Medical Referring Image Segmentation via Next-Token Mask Prediction
Xinyu Chen, Yiran Wang, Gaoyang Pang, Jiafu Hao, Chentao Yue, Luping Zhou, Yonghui Li
TL;DR
This paper tackles medical referring image segmentation (MRIS) by reframing the task as autoregressive next-token prediction over a unified multimodal token stream that includes image, text, and mask representations. The authors introduce NTP-MRISeg, a pure Transformer model augmented with three MRIS-specific training strategies: Next-k Token Prediction (NkTP) to mitigate exposure bias, Token-level Contrastive Learning (TCL) to sharpen boundary distinctions and address long-tail token distributions, and Memory-based Hard Error Token (HET) optimization to emphasize persistently difficult tokens. The method tokenizes inputs with an Emu3 SBER-MoVQGAN vision tokenizer and a Qwen text tokenizer, enabling end-to-end training without modality-specific fusion modules, and achieves state-of-the-art results on QaTa-COV19 and MosMedData+ with careful ablations showing the value of each component. The work demonstrates that a streamlined, autoregressive, multimodal approach can surpass traditional MRIS pipelines while leveraging pretrained tokenizers, potentially simplifying deployment and improving robustness in clinical contexts. Key equations are notationally framed around token prediction losses and contrastive objectives, e.g., the base next-token loss and auxiliary NkTP/TCL/HET losses, all operating on discrete token sequences $\{i_n\}$ derived from images, text, and masks.
Abstract
Medical Referring Image Segmentation (MRIS) involves segmenting target regions in medical images based on natural language descriptions.
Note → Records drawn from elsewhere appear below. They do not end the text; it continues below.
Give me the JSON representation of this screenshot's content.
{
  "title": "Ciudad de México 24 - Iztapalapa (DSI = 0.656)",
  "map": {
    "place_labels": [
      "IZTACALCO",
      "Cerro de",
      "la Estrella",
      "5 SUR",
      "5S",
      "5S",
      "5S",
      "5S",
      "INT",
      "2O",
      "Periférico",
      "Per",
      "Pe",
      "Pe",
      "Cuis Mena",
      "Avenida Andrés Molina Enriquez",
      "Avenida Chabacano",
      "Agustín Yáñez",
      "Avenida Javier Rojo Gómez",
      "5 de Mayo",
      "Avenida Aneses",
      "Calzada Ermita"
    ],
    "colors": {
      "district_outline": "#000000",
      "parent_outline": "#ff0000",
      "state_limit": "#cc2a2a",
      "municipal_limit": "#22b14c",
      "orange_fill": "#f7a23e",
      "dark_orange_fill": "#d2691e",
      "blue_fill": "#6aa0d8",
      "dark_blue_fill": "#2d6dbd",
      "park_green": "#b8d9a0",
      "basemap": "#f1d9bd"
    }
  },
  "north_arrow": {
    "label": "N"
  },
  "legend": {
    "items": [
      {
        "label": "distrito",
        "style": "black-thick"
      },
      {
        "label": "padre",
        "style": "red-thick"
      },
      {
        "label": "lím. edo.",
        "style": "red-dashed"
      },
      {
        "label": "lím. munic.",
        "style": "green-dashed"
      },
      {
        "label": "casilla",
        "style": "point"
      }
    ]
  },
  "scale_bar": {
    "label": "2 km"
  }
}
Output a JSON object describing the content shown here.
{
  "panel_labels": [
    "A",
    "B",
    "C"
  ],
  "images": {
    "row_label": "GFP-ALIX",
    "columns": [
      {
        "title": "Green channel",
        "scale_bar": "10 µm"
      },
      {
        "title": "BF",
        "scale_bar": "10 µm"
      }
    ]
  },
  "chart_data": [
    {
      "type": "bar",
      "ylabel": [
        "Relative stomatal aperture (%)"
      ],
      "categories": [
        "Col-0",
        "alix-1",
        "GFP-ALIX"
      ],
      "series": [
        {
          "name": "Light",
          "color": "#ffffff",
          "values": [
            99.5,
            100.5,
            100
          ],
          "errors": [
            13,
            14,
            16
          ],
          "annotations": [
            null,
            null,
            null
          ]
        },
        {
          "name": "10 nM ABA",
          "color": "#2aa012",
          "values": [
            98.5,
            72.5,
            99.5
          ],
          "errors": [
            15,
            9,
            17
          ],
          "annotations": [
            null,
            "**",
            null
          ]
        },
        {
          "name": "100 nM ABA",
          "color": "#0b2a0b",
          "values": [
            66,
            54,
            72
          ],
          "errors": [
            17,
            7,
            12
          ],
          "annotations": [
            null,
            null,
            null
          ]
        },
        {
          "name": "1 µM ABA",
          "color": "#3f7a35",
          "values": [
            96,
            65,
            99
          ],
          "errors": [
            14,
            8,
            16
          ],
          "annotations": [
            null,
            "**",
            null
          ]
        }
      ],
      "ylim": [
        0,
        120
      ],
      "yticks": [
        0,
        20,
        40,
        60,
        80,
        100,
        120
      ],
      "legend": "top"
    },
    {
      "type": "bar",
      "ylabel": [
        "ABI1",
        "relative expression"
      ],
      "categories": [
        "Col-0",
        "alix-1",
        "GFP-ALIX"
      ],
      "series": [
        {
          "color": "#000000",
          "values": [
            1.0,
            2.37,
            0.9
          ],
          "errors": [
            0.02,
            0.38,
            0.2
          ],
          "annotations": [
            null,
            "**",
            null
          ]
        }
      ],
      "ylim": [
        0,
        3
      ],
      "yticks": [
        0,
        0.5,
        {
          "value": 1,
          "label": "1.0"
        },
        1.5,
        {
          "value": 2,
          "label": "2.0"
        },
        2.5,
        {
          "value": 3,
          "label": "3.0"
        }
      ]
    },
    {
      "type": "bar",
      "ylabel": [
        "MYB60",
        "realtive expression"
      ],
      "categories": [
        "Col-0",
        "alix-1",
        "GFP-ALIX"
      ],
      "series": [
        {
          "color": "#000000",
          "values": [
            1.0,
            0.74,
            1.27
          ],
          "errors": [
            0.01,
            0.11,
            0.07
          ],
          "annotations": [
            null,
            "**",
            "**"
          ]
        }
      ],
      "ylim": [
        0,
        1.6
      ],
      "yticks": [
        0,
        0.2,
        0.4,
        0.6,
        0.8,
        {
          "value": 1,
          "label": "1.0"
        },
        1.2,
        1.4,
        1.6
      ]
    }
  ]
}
While achieving promising results, recent approaches usually involve complex design of multimodal fusion or multi-stage decoders. In this work, we propose NTP-MRISeg, a novel framework that reformulates MRIS as an autoregressive next-token prediction task over a unified multimodal sequence of tokenized image, text, and mask representations. This formulation streamlines model design by eliminating the need for modality-specific fusion and external segmentation models, supports a unified architecture for end-to-end training. It also enables the use of pretrained tokenizers from emerging large-scale multimodal models, enhancing generalization and adaptability. More importantly, to address challenges under this formulation-such as exposure bias, long-tail token distributions, and fine-grained lesion edges-we propose three novel strategies: (1) a Next-k Token Prediction (NkTP) scheme to reduce cumulative prediction errors, (2) Token-level Contrastive Learning (TCL) to enhance boundary sensitivity and mitigate long-tail distribution effects, and (3) a memory-based Hard Error Token (HET) optimization strategy that emphasizes difficult tokens during training. Extensive experiments on the QaTa-COV19 and MosMedData+ datasets demonstrate that NTP-MRISeg achieves new state-of-the-art performance, offering a streamlined and effective alternative to traditional MRIS pipelines.